Evaluate and remediate responses from any LLM
Download the flow to follow along!
This flow evaluates and remediates the trustworthiness of a response from any LLM using the CleanlabEvaluator
and CleanlabRemediator
components.
Simply connect the Message
output from any LLM component (like OpenAI, Anthropic, or Google) to the response
input of the CleanlabEvaluator
component, along with connecting your prompt to its prompt
input.
That's it!
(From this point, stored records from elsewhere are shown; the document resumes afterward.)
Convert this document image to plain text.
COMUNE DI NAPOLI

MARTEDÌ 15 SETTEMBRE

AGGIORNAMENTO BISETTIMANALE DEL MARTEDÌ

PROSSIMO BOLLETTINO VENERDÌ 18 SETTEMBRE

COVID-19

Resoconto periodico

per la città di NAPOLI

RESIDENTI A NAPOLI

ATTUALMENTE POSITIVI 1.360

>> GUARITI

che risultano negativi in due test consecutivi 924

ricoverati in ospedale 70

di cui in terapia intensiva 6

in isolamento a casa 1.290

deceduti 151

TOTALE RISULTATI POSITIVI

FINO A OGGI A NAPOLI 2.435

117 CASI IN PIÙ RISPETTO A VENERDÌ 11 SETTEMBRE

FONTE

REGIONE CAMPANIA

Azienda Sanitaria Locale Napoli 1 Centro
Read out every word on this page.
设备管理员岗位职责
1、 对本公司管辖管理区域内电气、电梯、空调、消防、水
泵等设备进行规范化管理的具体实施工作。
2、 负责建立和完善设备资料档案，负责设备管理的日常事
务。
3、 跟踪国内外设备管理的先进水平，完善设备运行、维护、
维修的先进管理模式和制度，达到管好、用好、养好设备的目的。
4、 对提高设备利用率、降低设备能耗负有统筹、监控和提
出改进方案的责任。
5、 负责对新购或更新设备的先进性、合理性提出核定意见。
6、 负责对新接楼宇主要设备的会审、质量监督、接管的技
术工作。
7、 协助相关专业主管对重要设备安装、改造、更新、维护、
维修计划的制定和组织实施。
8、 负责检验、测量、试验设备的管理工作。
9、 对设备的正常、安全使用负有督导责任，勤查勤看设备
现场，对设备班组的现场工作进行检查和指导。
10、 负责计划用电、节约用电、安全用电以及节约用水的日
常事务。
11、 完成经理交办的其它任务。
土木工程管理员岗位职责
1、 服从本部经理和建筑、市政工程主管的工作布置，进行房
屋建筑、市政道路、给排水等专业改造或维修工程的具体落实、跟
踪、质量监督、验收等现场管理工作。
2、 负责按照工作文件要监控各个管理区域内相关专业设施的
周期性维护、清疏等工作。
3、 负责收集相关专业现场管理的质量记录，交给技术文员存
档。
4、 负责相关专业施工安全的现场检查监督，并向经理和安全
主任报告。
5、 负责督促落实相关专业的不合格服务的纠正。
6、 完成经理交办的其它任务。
The CleanlabEvaluator
component will return a trust score and explanation which you can use however you'd like.
The CleanlabRemediator
component uses this trust score and user configurable settings to determine whether to output the original response, warn about it, or replace it with a fallback answer.
The example below shows a response that was determined to be untrustworthy (score of .09) and flagged with a warning by the CleanlabRemediator
component.
If you don't want to show untrustworthy responses, you can also configure the CleanlabRemediator
to replace the response with a fallback message.
Evaluate RAG pipeline
The below flow is the Vector Store RAG
example template, with the CleanlabRAGEvaluator
component added to evaluate the context, query, and response. You can use the CleanlabRAGEvaluator
with any flow that has a context, query, and response. Simply connect the context
, query
, and response
outputs from any RAG pipeline to the CleanlabRAGEvaluator
component.
Here is an example of the Evaluation Summary
output from the CleanlabRAGEvaluator
component.
Notice how the Evaluation Summary
includes the query, context, response, and all the evaluation results! In this example, the Context Sufficiency
and Response Groundedness
scores are low (0.002) because the context doesn't contain information about the query and the response is not grounded in the context.